Cette aide aux travaux touchée par plus de 2 millions de foyers cumule fraudes et malfaçons selon l'Inspection des finances
Un dispositif d'aide aux travaux très populaire est la cible de très nombreuses fraudes et malfaçons selon une note confidentielle de l'Inspection générale des finances. Voici lequel.
Quand on parle de fraude, on pense plutôt à la fraude fiscale. Un peu moins à la fraude sociale, aux allocations et prestations, qui représente pourtant des sommes tout aussi importantes, voire plus importantes. Et on oublie généralement tous les autres domaines qui bénéficient de fonds publics et de subventions massives.
Un rapport de l'Inspection générale des finances (IGF) rendu public par Le Point pointe du doigt un dispositif d'aides où la fraude et les tricheries seraient massives. Et pour cause : en 2023 seulement huit personnes étaient affectées au contrôle de ce dispositif, qui représente tout de même plus de deux milliards d'euros de budget. Conséquence : seulement 3% des 1,27 millions de dossiers ont été vérifiés. Autre chiffre édifiant : au cours du premier semestre 2024, les contrôles sur place ont révélé 27% d'opérations non conformes et 21% d'opérations fictives.

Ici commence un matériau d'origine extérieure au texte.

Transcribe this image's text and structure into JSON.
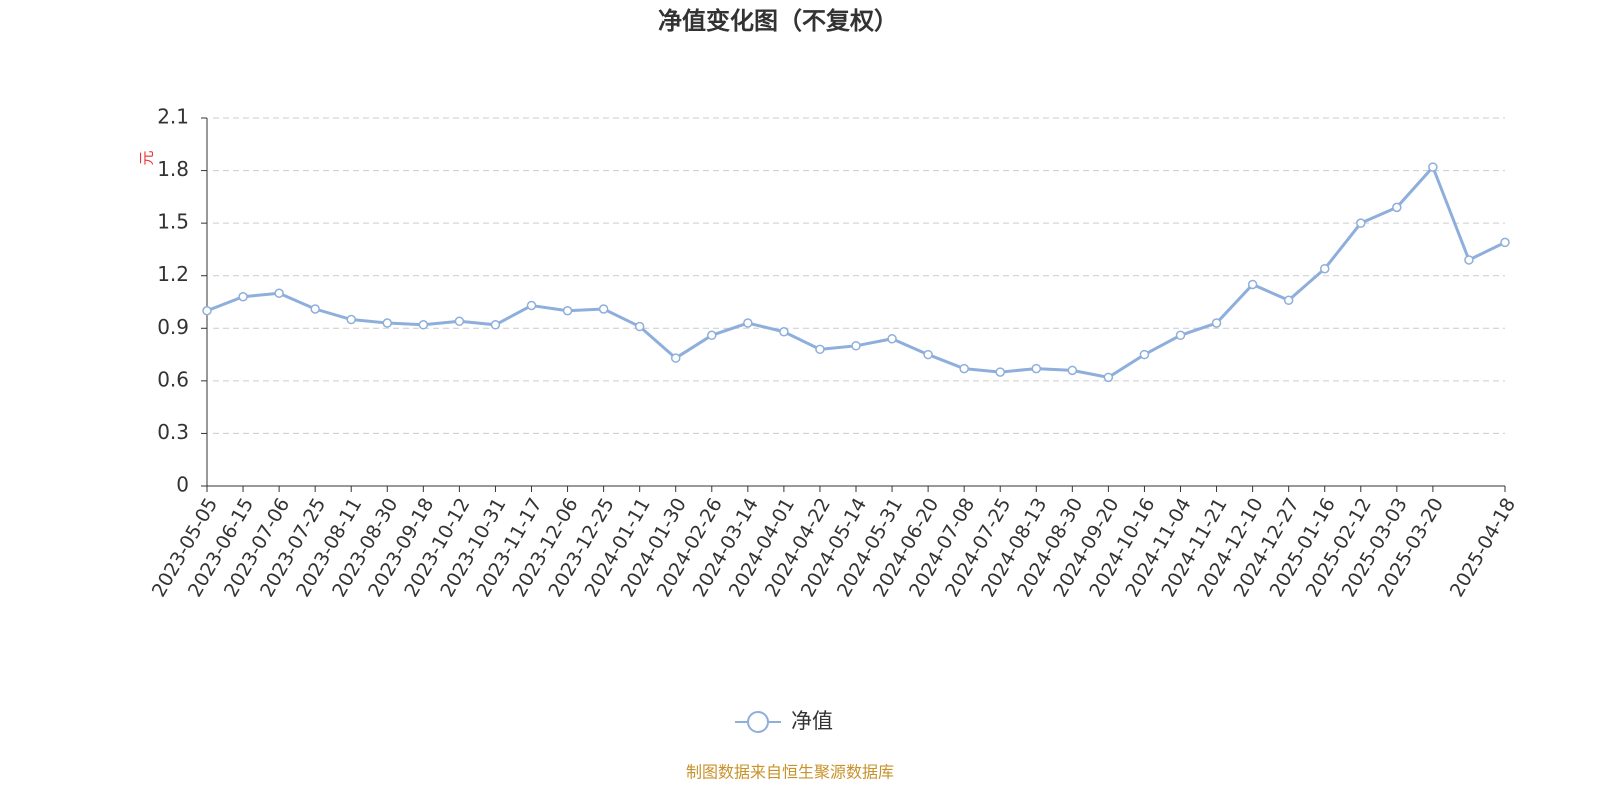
{
  "chart_data": {
    "type": "line",
    "title": "净值变化图（不复权）",
    "y_label": "元",
    "categories": [
      "2023-05-05",
      "2023-06-15",
      "2023-07-06",
      "2023-07-25",
      "2023-08-11",
      "2023-08-30",
      "2023-09-18",
      "2023-10-12",
      "2023-10-31",
      "2023-11-17",
      "2023-12-06",
      "2023-12-25",
      "2024-01-11",
      "2024-01-30",
      "2024-02-26",
      "2024-03-14",
      "2024-04-01",
      "2024-04-22",
      "2024-05-14",
      "2024-05-31",
      "2024-06-20",
      "2024-07-08",
      "2024-07-25",
      "2024-08-13",
      "2024-08-30",
      "2024-09-20",
      "2024-10-16",
      "2024-11-04",
      "2024-11-21",
      "2024-12-10",
      "2024-12-27",
      "2025-01-16",
      "2025-02-12",
      "2025-03-03",
      "2025-03-20",
      null,
      "2025-04-18"
    ],
    "series": [
      {
        "name": "净值",
        "color": "#8eaedc",
        "values": [
          1.0,
          1.08,
          1.1,
          1.01,
          0.95,
          0.93,
          0.92,
          0.94,
          0.92,
          1.03,
          1.0,
          1.01,
          0.91,
          0.73,
          0.86,
          0.93,
          0.88,
          0.78,
          0.8,
          0.84,
          0.75,
          0.67,
          0.65,
          0.67,
          0.66,
          0.62,
          0.75,
          0.86,
          0.93,
          1.15,
          1.06,
          1.24,
          1.5,
          1.59,
          1.82,
          1.29,
          1.39
        ]
      }
    ],
    "ylim": [
      0,
      2.1
    ],
    "yticks": [
      0,
      {
        "value": 0.3,
        "label": "0.3"
      },
      {
        "value": 0.6,
        "label": "0.6"
      },
      {
        "value": 0.9,
        "label": "0.9"
      },
      {
        "value": 1.2,
        "label": "1.2"
      },
      {
        "value": 1.5,
        "label": "1.5"
      },
      {
        "value": 1.8,
        "label": "1.8"
      },
      {
        "value": 2.1,
        "label": "2.1"
      }
    ],
    "grid": true,
    "legend": "bottom",
    "source": "制图数据来自恒生聚源数据库"
  }
}
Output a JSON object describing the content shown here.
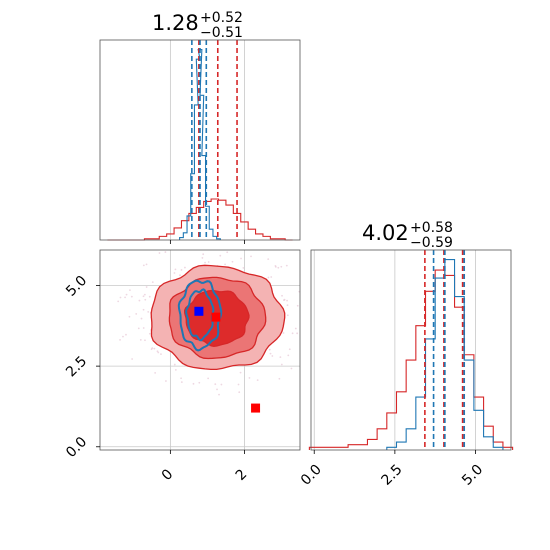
{
  "colors": {
    "red": "#d62728",
    "blue": "#1f77b4",
    "grid": "#c8c8c8",
    "red_fill_light": "#f4b3b3",
    "red_fill_mid": "#eb7575",
    "red_fill_dark": "#dd2b2b",
    "marker_blue": "#0000ff",
    "marker_red": "#ff0000"
  },
  "chart_data": [
    {
      "type": "histogram",
      "panel": "top-left",
      "title": {
        "value": "1.28",
        "plus": "+0.52",
        "minus": "−0.51"
      },
      "xlim": [
        -1.9,
        3.5
      ],
      "x_ticks": [
        0,
        2
      ],
      "quantile_lines": [
        {
          "series": "red",
          "values": [
            0.77,
            1.28,
            1.8
          ]
        },
        {
          "series": "blue",
          "values": [
            0.58,
            0.8,
            0.97
          ]
        }
      ],
      "series": [
        {
          "name": "",
          "color": "red",
          "bins_x": [
            -1.6,
            -1.4,
            -1.2,
            -1.0,
            -0.8,
            -0.6,
            -0.4,
            -0.2,
            0.0,
            0.2,
            0.4,
            0.6,
            0.8,
            1.0,
            1.2,
            1.4,
            1.6,
            1.8,
            2.0,
            2.2,
            2.4,
            2.6,
            2.8,
            3.0,
            3.2
          ],
          "counts": [
            0,
            0,
            0,
            0,
            0,
            1,
            1,
            3,
            5,
            10,
            16,
            22,
            27,
            32,
            34,
            33,
            29,
            22,
            15,
            9,
            5,
            3,
            1,
            1,
            0
          ]
        },
        {
          "name": "",
          "color": "blue",
          "bins_x": [
            0.3,
            0.4,
            0.5,
            0.6,
            0.7,
            0.75,
            0.8,
            0.85,
            0.9,
            1.0,
            1.1,
            1.2,
            1.3
          ],
          "counts": [
            2,
            6,
            20,
            55,
            112,
            150,
            158,
            120,
            70,
            28,
            9,
            3,
            1
          ]
        }
      ]
    },
    {
      "type": "contour",
      "panel": "bottom-left",
      "xlim": [
        -1.9,
        3.5
      ],
      "ylim": [
        -0.1,
        6.1
      ],
      "x_ticks": [
        0,
        2
      ],
      "y_ticks": [
        0.0,
        2.5,
        5.0
      ],
      "y_tick_labels": [
        "0.0",
        "2.5",
        "5.0"
      ],
      "x_tick_labels": [
        "0",
        "2"
      ],
      "red_contours": [
        {
          "level": "outer",
          "center": [
            1.25,
            4.0
          ],
          "rx": 1.8,
          "ry": 1.6
        },
        {
          "level": "middle",
          "center": [
            1.25,
            4.0
          ],
          "rx": 1.3,
          "ry": 1.25
        },
        {
          "level": "inner",
          "center": [
            1.25,
            4.0
          ],
          "rx": 0.85,
          "ry": 0.85
        }
      ],
      "blue_contours": [
        {
          "center": [
            0.8,
            4.1
          ],
          "rx": 0.55,
          "ry": 1.05
        },
        {
          "center": [
            0.8,
            4.1
          ],
          "rx": 0.35,
          "ry": 0.75
        }
      ],
      "markers": [
        {
          "color": "marker_blue",
          "x": 0.77,
          "y": 4.2
        },
        {
          "color": "marker_red",
          "x": 1.23,
          "y": 4.02
        },
        {
          "color": "marker_red",
          "x": 2.3,
          "y": 1.2
        }
      ]
    },
    {
      "type": "histogram",
      "panel": "bottom-right",
      "title": {
        "value": "4.02",
        "plus": "+0.58",
        "minus": "−0.59"
      },
      "xlim": [
        -0.1,
        6.1
      ],
      "x_ticks": [
        0.0,
        2.5,
        5.0
      ],
      "x_tick_labels": [
        "0.0",
        "2.5",
        "5.0"
      ],
      "quantile_lines": [
        {
          "series": "red",
          "values": [
            3.43,
            4.02,
            4.6
          ]
        },
        {
          "series": "blue",
          "values": [
            3.7,
            4.05,
            4.65
          ]
        }
      ],
      "series": [
        {
          "name": "",
          "color": "red",
          "bins_x": [
            0.0,
            0.3,
            0.6,
            0.9,
            1.2,
            1.5,
            1.8,
            2.1,
            2.4,
            2.7,
            3.0,
            3.3,
            3.6,
            3.9,
            4.2,
            4.5,
            4.8,
            5.1,
            5.4,
            5.7,
            6.0
          ],
          "counts": [
            1,
            1,
            1,
            1,
            2,
            2,
            4,
            8,
            14,
            22,
            34,
            47,
            60,
            68,
            66,
            54,
            36,
            20,
            9,
            3,
            1
          ]
        },
        {
          "name": "",
          "color": "blue",
          "bins_x": [
            2.4,
            2.7,
            3.0,
            3.3,
            3.6,
            3.9,
            4.2,
            4.5,
            4.8,
            5.1,
            5.4,
            5.7
          ],
          "counts": [
            1,
            3,
            8,
            20,
            42,
            65,
            72,
            58,
            34,
            15,
            5,
            1
          ]
        }
      ]
    }
  ]
}
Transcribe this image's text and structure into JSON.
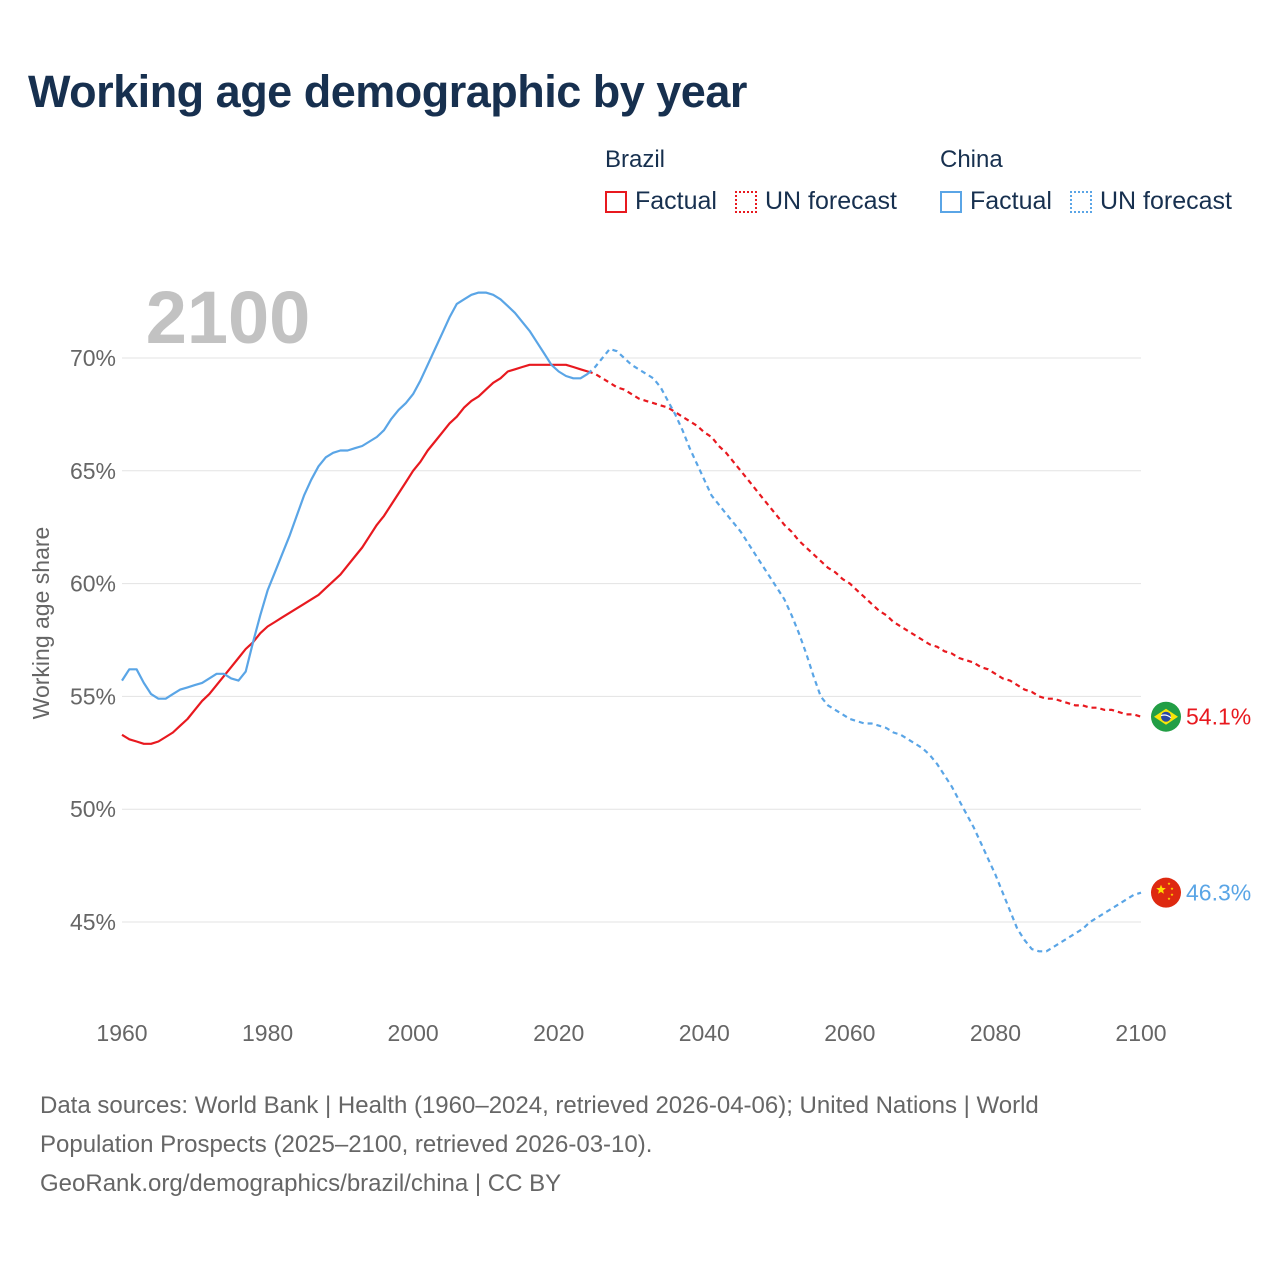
{
  "title": "Working age demographic by year",
  "legend": {
    "groups": [
      {
        "name": "Brazil",
        "color": "#e8191f",
        "factual_label": "Factual",
        "forecast_label": "UN forecast"
      },
      {
        "name": "China",
        "color": "#5aa5e6",
        "factual_label": "Factual",
        "forecast_label": "UN forecast"
      }
    ]
  },
  "chart_data": {
    "type": "line",
    "title": "Working age demographic by year",
    "year_watermark": "2100",
    "xlabel": "",
    "ylabel": "Working age share",
    "xlim": [
      1960,
      2100
    ],
    "ylim": [
      42,
      73
    ],
    "x_ticks": [
      "1960",
      "1980",
      "2000",
      "2020",
      "2040",
      "2060",
      "2080",
      "2100"
    ],
    "y_ticks": [
      "45%",
      "50%",
      "55%",
      "60%",
      "65%",
      "70%"
    ],
    "grid": true,
    "legend_position": "top-right",
    "series": [
      {
        "name": "Brazil",
        "color": "#e8191f",
        "flag_icon": "brazil-flag-icon",
        "end_label": "54.1%",
        "factual": [
          [
            1960,
            53.3
          ],
          [
            1961,
            53.1
          ],
          [
            1962,
            53.0
          ],
          [
            1963,
            52.9
          ],
          [
            1964,
            52.9
          ],
          [
            1965,
            53.0
          ],
          [
            1966,
            53.2
          ],
          [
            1967,
            53.4
          ],
          [
            1968,
            53.7
          ],
          [
            1969,
            54.0
          ],
          [
            1970,
            54.4
          ],
          [
            1971,
            54.8
          ],
          [
            1972,
            55.1
          ],
          [
            1973,
            55.5
          ],
          [
            1974,
            55.9
          ],
          [
            1975,
            56.3
          ],
          [
            1976,
            56.7
          ],
          [
            1977,
            57.1
          ],
          [
            1978,
            57.4
          ],
          [
            1979,
            57.8
          ],
          [
            1980,
            58.1
          ],
          [
            1981,
            58.3
          ],
          [
            1982,
            58.5
          ],
          [
            1983,
            58.7
          ],
          [
            1984,
            58.9
          ],
          [
            1985,
            59.1
          ],
          [
            1986,
            59.3
          ],
          [
            1987,
            59.5
          ],
          [
            1988,
            59.8
          ],
          [
            1989,
            60.1
          ],
          [
            1990,
            60.4
          ],
          [
            1991,
            60.8
          ],
          [
            1992,
            61.2
          ],
          [
            1993,
            61.6
          ],
          [
            1994,
            62.1
          ],
          [
            1995,
            62.6
          ],
          [
            1996,
            63.0
          ],
          [
            1997,
            63.5
          ],
          [
            1998,
            64.0
          ],
          [
            1999,
            64.5
          ],
          [
            2000,
            65.0
          ],
          [
            2001,
            65.4
          ],
          [
            2002,
            65.9
          ],
          [
            2003,
            66.3
          ],
          [
            2004,
            66.7
          ],
          [
            2005,
            67.1
          ],
          [
            2006,
            67.4
          ],
          [
            2007,
            67.8
          ],
          [
            2008,
            68.1
          ],
          [
            2009,
            68.3
          ],
          [
            2010,
            68.6
          ],
          [
            2011,
            68.9
          ],
          [
            2012,
            69.1
          ],
          [
            2013,
            69.4
          ],
          [
            2014,
            69.5
          ],
          [
            2015,
            69.6
          ],
          [
            2016,
            69.7
          ],
          [
            2017,
            69.7
          ],
          [
            2018,
            69.7
          ],
          [
            2019,
            69.7
          ],
          [
            2020,
            69.7
          ],
          [
            2021,
            69.7
          ],
          [
            2022,
            69.6
          ],
          [
            2023,
            69.5
          ],
          [
            2024,
            69.4
          ]
        ],
        "forecast": [
          [
            2024,
            69.4
          ],
          [
            2025,
            69.3
          ],
          [
            2026,
            69.1
          ],
          [
            2027,
            68.9
          ],
          [
            2028,
            68.7
          ],
          [
            2029,
            68.6
          ],
          [
            2030,
            68.4
          ],
          [
            2031,
            68.2
          ],
          [
            2032,
            68.1
          ],
          [
            2033,
            68.0
          ],
          [
            2034,
            67.9
          ],
          [
            2035,
            67.8
          ],
          [
            2036,
            67.6
          ],
          [
            2037,
            67.4
          ],
          [
            2038,
            67.2
          ],
          [
            2039,
            67.0
          ],
          [
            2040,
            66.7
          ],
          [
            2041,
            66.5
          ],
          [
            2042,
            66.1
          ],
          [
            2043,
            65.8
          ],
          [
            2044,
            65.4
          ],
          [
            2045,
            65.0
          ],
          [
            2046,
            64.6
          ],
          [
            2047,
            64.2
          ],
          [
            2048,
            63.8
          ],
          [
            2049,
            63.4
          ],
          [
            2050,
            63.0
          ],
          [
            2051,
            62.6
          ],
          [
            2052,
            62.3
          ],
          [
            2053,
            61.9
          ],
          [
            2054,
            61.6
          ],
          [
            2055,
            61.3
          ],
          [
            2056,
            61.0
          ],
          [
            2057,
            60.7
          ],
          [
            2058,
            60.5
          ],
          [
            2059,
            60.2
          ],
          [
            2060,
            60.0
          ],
          [
            2061,
            59.7
          ],
          [
            2062,
            59.4
          ],
          [
            2063,
            59.1
          ],
          [
            2064,
            58.8
          ],
          [
            2065,
            58.6
          ],
          [
            2066,
            58.3
          ],
          [
            2067,
            58.1
          ],
          [
            2068,
            57.9
          ],
          [
            2069,
            57.7
          ],
          [
            2070,
            57.5
          ],
          [
            2071,
            57.3
          ],
          [
            2072,
            57.2
          ],
          [
            2073,
            57.0
          ],
          [
            2074,
            56.9
          ],
          [
            2075,
            56.7
          ],
          [
            2076,
            56.6
          ],
          [
            2077,
            56.5
          ],
          [
            2078,
            56.3
          ],
          [
            2079,
            56.2
          ],
          [
            2080,
            56.0
          ],
          [
            2081,
            55.8
          ],
          [
            2082,
            55.7
          ],
          [
            2083,
            55.5
          ],
          [
            2084,
            55.3
          ],
          [
            2085,
            55.2
          ],
          [
            2086,
            55.0
          ],
          [
            2087,
            54.9
          ],
          [
            2088,
            54.9
          ],
          [
            2089,
            54.8
          ],
          [
            2090,
            54.7
          ],
          [
            2091,
            54.6
          ],
          [
            2092,
            54.6
          ],
          [
            2093,
            54.5
          ],
          [
            2094,
            54.5
          ],
          [
            2095,
            54.4
          ],
          [
            2096,
            54.4
          ],
          [
            2097,
            54.3
          ],
          [
            2098,
            54.2
          ],
          [
            2099,
            54.2
          ],
          [
            2100,
            54.1
          ]
        ]
      },
      {
        "name": "China",
        "color": "#5aa5e6",
        "flag_icon": "china-flag-icon",
        "end_label": "46.3%",
        "factual": [
          [
            1960,
            55.7
          ],
          [
            1961,
            56.2
          ],
          [
            1962,
            56.2
          ],
          [
            1963,
            55.6
          ],
          [
            1964,
            55.1
          ],
          [
            1965,
            54.9
          ],
          [
            1966,
            54.9
          ],
          [
            1967,
            55.1
          ],
          [
            1968,
            55.3
          ],
          [
            1969,
            55.4
          ],
          [
            1970,
            55.5
          ],
          [
            1971,
            55.6
          ],
          [
            1972,
            55.8
          ],
          [
            1973,
            56.0
          ],
          [
            1974,
            56.0
          ],
          [
            1975,
            55.8
          ],
          [
            1976,
            55.7
          ],
          [
            1977,
            56.1
          ],
          [
            1978,
            57.4
          ],
          [
            1979,
            58.6
          ],
          [
            1980,
            59.7
          ],
          [
            1981,
            60.5
          ],
          [
            1982,
            61.3
          ],
          [
            1983,
            62.1
          ],
          [
            1984,
            63.0
          ],
          [
            1985,
            63.9
          ],
          [
            1986,
            64.6
          ],
          [
            1987,
            65.2
          ],
          [
            1988,
            65.6
          ],
          [
            1989,
            65.8
          ],
          [
            1990,
            65.9
          ],
          [
            1991,
            65.9
          ],
          [
            1992,
            66.0
          ],
          [
            1993,
            66.1
          ],
          [
            1994,
            66.3
          ],
          [
            1995,
            66.5
          ],
          [
            1996,
            66.8
          ],
          [
            1997,
            67.3
          ],
          [
            1998,
            67.7
          ],
          [
            1999,
            68.0
          ],
          [
            2000,
            68.4
          ],
          [
            2001,
            69.0
          ],
          [
            2002,
            69.7
          ],
          [
            2003,
            70.4
          ],
          [
            2004,
            71.1
          ],
          [
            2005,
            71.8
          ],
          [
            2006,
            72.4
          ],
          [
            2007,
            72.6
          ],
          [
            2008,
            72.8
          ],
          [
            2009,
            72.9
          ],
          [
            2010,
            72.9
          ],
          [
            2011,
            72.8
          ],
          [
            2012,
            72.6
          ],
          [
            2013,
            72.3
          ],
          [
            2014,
            72.0
          ],
          [
            2015,
            71.6
          ],
          [
            2016,
            71.2
          ],
          [
            2017,
            70.7
          ],
          [
            2018,
            70.2
          ],
          [
            2019,
            69.7
          ],
          [
            2020,
            69.4
          ],
          [
            2021,
            69.2
          ],
          [
            2022,
            69.1
          ],
          [
            2023,
            69.1
          ],
          [
            2024,
            69.3
          ]
        ],
        "forecast": [
          [
            2024,
            69.3
          ],
          [
            2025,
            69.6
          ],
          [
            2026,
            70.0
          ],
          [
            2027,
            70.4
          ],
          [
            2028,
            70.3
          ],
          [
            2029,
            70.0
          ],
          [
            2030,
            69.7
          ],
          [
            2031,
            69.5
          ],
          [
            2032,
            69.3
          ],
          [
            2033,
            69.1
          ],
          [
            2034,
            68.7
          ],
          [
            2035,
            68.1
          ],
          [
            2036,
            67.5
          ],
          [
            2037,
            66.8
          ],
          [
            2038,
            66.0
          ],
          [
            2039,
            65.3
          ],
          [
            2040,
            64.6
          ],
          [
            2041,
            63.9
          ],
          [
            2042,
            63.5
          ],
          [
            2043,
            63.1
          ],
          [
            2044,
            62.7
          ],
          [
            2045,
            62.3
          ],
          [
            2046,
            61.8
          ],
          [
            2047,
            61.3
          ],
          [
            2048,
            60.8
          ],
          [
            2049,
            60.3
          ],
          [
            2050,
            59.8
          ],
          [
            2051,
            59.3
          ],
          [
            2052,
            58.6
          ],
          [
            2053,
            57.8
          ],
          [
            2054,
            56.9
          ],
          [
            2055,
            55.9
          ],
          [
            2056,
            55.0
          ],
          [
            2057,
            54.6
          ],
          [
            2058,
            54.4
          ],
          [
            2059,
            54.2
          ],
          [
            2060,
            54.0
          ],
          [
            2061,
            53.9
          ],
          [
            2062,
            53.8
          ],
          [
            2063,
            53.8
          ],
          [
            2064,
            53.7
          ],
          [
            2065,
            53.6
          ],
          [
            2066,
            53.4
          ],
          [
            2067,
            53.3
          ],
          [
            2068,
            53.1
          ],
          [
            2069,
            52.9
          ],
          [
            2070,
            52.7
          ],
          [
            2071,
            52.4
          ],
          [
            2072,
            52.0
          ],
          [
            2073,
            51.5
          ],
          [
            2074,
            51.0
          ],
          [
            2075,
            50.4
          ],
          [
            2076,
            49.8
          ],
          [
            2077,
            49.2
          ],
          [
            2078,
            48.5
          ],
          [
            2079,
            47.8
          ],
          [
            2080,
            47.1
          ],
          [
            2081,
            46.3
          ],
          [
            2082,
            45.5
          ],
          [
            2083,
            44.7
          ],
          [
            2084,
            44.2
          ],
          [
            2085,
            43.8
          ],
          [
            2086,
            43.7
          ],
          [
            2087,
            43.7
          ],
          [
            2088,
            43.9
          ],
          [
            2089,
            44.1
          ],
          [
            2090,
            44.3
          ],
          [
            2091,
            44.5
          ],
          [
            2092,
            44.7
          ],
          [
            2093,
            45.0
          ],
          [
            2094,
            45.2
          ],
          [
            2095,
            45.4
          ],
          [
            2096,
            45.6
          ],
          [
            2097,
            45.8
          ],
          [
            2098,
            46.0
          ],
          [
            2099,
            46.2
          ],
          [
            2100,
            46.3
          ]
        ]
      }
    ]
  },
  "sources": {
    "line1": "Data sources: World Bank | Health (1960–2024, retrieved 2026-04-06); United Nations | World",
    "line2": "Population Prospects (2025–2100, retrieved 2026-03-10).",
    "line3": "GeoRank.org/demographics/brazil/china | CC BY"
  }
}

Question : quel est donc ce dispositif qui s'est attiré les foudres de l'IGF ? Réponse : MaPrimeRénov qui a permis en théorie la rénovation de 2,3 millions de logements. Et qui a aussi entraîné une vague de fraude massive.
Depuis l'année dernière, en effet, de fausses sociétés montent des dossiers et les revendent à des entrepreneurs peu scrupuleux. Avec le mode opératoire suivant : les escrocs créent une entreprise de courte durée, recueillent illégalement des informations fiscales puis créent des comptes sans le consentement des bénéficiaires pour déposer des faux dossier ensuite revendus à des entreprises de travaux. D'après l'Agence nationale de l'habitat (Anah), près de 400 M€ de fraude potentielle ont été signalés ainsi à Tracfin avec environ 800 sociétés suspectes. Sans compter les malfaçons et les arnaques : fausse certification RGE, diagnostics bidons, factures gonflées, isolation mal posée, etc.
Le pire est que le résultat ne serait pas à la hauteur des enjeux. Selon certaines études, le gain énergétique après travaux serait inférieur de 50% aux estimations initiales. Avec un phénomène psychologique à la clé : après rénovation thermique, les ménages concernés sont nombreux à se "relâcher" et donc à augmenter leur consommation...
Dans une étude publiée cette année, le Conseil d'analyse économique notait ainsi que, si une augmentation de la consommation d'énergie existait bien lorsque la note du DPE diminuait, cet écart était six fois moins significatif que ce que le diagnostic prévoyait ! Le rapport soulignait que cette différence était principalement causée par le comportement des ménages. Comme on pouvait s'y attendre, ceux-ci ajustent leur confort thermique en fonction de la performance théorique de leur domicile. En moyenne, les habitants d'un logement classé B auront, par exemple, tendance à moins surveiller leur consommation que ceux d'un logement classé G.
L'erreur du DPE est donc de considérer que la demande de confort thermique est constante, sans tenir compte des ajustements des occupants. À cela s'ajoutent souvent les erreurs de calcul et de diagnostic habituelles. Le DPE tend en effet à surestimer la performance réelle d'un bâtiment, en raison notamment des malfaçons techniques et de l'hétérogénéité thermique des logements ayant subi plusieurs phases de rénovation.